Database Domain Flashcards
I: DATABASE
is an organized collection of data.
Databases are classified by the way they store this data.
SQL vs. NoSQL
I: DATA MODELING
is the process of diagramming data flows. When creating a new or alternate database structure, the designer starts with a diagram of how data will flow into and out of the database.
I: INDEX
is the way to get an unordered table into an order that will maximize the query’s efficiency while searching.
I: STATEFUL DB
remembers client data (state) from one request to the next.
Stateful servers do store session state.
I: SHARDING
is a type of database horizontal partitioning that separates very large databases the into smaller, faster, more easily managed parts called data shards.
I: DB SCALING
SQL databases, they are vertically scalable which means that you can increase the load on a single server by increasing components like RAM, SSD, or CPU.
NoSQL databases are horizontally scalable which means that they can handle increased traffic simply by adding more servers to the database.
I: DB HIGH AVAILABILITY
Amazon RDS Multi-AZ deployments.
When you provision a Multi-AZ DB instance, Amazon RDS automatically creates a primary DB instance and synchronously replicates the data to a standby instance in a different Availability Zone (AZ).
Amazon Aurora increases availability by replicating your data six ways across three Availability Zones.
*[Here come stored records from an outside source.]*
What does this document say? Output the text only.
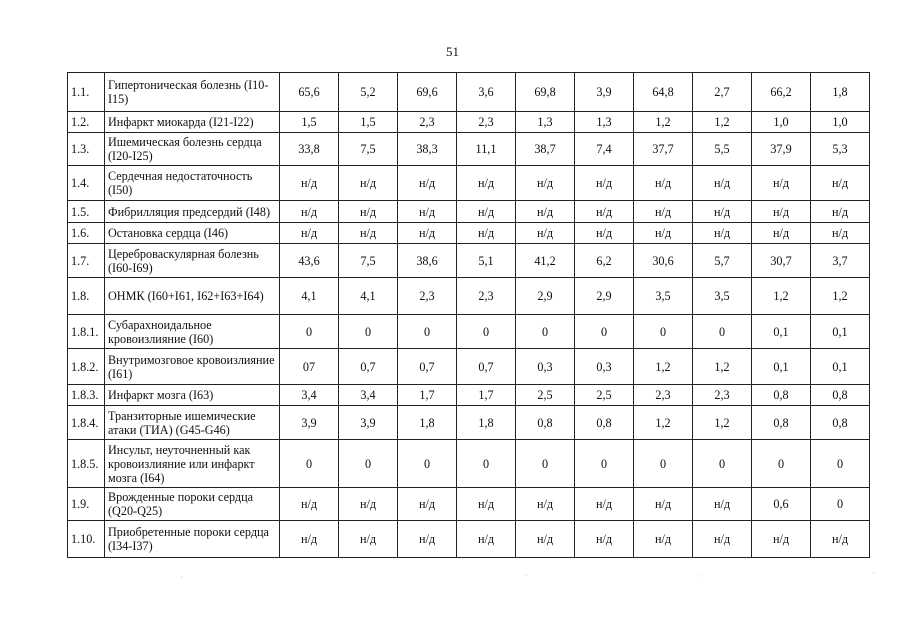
51
1.1.	Гипертоническая болезнь (I10-I15)	65,6	5,2	69,6	3,6	69,8	3,9	64,8	2,7	66,2	1,8
1.2.	Инфаркт миокарда (I21-I22)	1,5	1,5	2,3	2,3	1,3	1,3	1,2	1,2	1,0	1,0
1.3.	Ишемическая болезнь сердца (I20-I25)	33,8	7,5	38,3	11,1	38,7	7,4	37,7	5,5	37,9	5,3
1.4.	Сердечная недостаточность (I50)	н/д	н/д	н/д	н/д	н/д	н/д	н/д	н/д	н/д	н/д
1.5.	Фибрилляция предсердий (I48)	н/д	н/д	н/д	н/д	н/д	н/д	н/д	н/д	н/д	н/д
1.6.	Остановка сердца (I46)	н/д	н/д	н/д	н/д	н/д	н/д	н/д	н/д	н/д	н/д
1.7.	Цереброваскулярная болезнь (I60-I69)	43,6	7,5	38,6	5,1	41,2	6,2	30,6	5,7	30,7	3,7
1.8.	ОНМК (I60+I61, I62+I63+I64)	4,1	4,1	2,3	2,3	2,9	2,9	3,5	3,5	1,2	1,2
1.8.1.	Субарахноидальное кровоизлияние (I60)	0	0	0	0	0	0	0	0	0,1	0,1
1.8.2.	Внутримозговое кровоизлияние (I61)	07	0,7	0,7	0,7	0,3	0,3	1,2	1,2	0,1	0,1
1.8.3.	Инфаркт мозга (I63)	3,4	3,4	1,7	1,7	2,5	2,5	2,3	2,3	0,8	0,8
1.8.4.	Транзиторные ишемические атаки (ТИА) (G45-G46)	3,9	3,9	1,8	1,8	0,8	0,8	1,2	1,2	0,8	0,8
1.8.5.	Инсульт, неуточненный как кровоизлияние или инфаркт мозга (I64)	0	0	0	0	0	0	0	0	0	0
1.9.	Врожденные пороки сердца (Q20-Q25)	н/д	н/д	н/д	н/д	н/д	н/д	н/д	н/д	0,6	0
1.10.	Приобретенные пороки сердца (I34-I37)	н/д	н/д	н/д	н/д	н/д	н/д	н/д	н/д	н/д	н/д
·	·	·	·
This means that your DB cluster can tolerate a failure of an Availability Zone without any loss of data and only a brief interruption of service.
I: DB MIRRORING
is a primarily software solution for increasing database availability. Mirroring is implemented on a per-database basis and works only with databases that use the full recovery model.
I: TABLE SCANS
is the reading of every row in a table and is caused by queries that don’t properly use indexes.
I: OLAP
OLAP is an online system that reports to multidimensional analytical queries like financial reporting, forecasting, etc.
I: IN-MEMORY DB
In-memory databases are designed to attain minimal response time by eliminating the need to access disks.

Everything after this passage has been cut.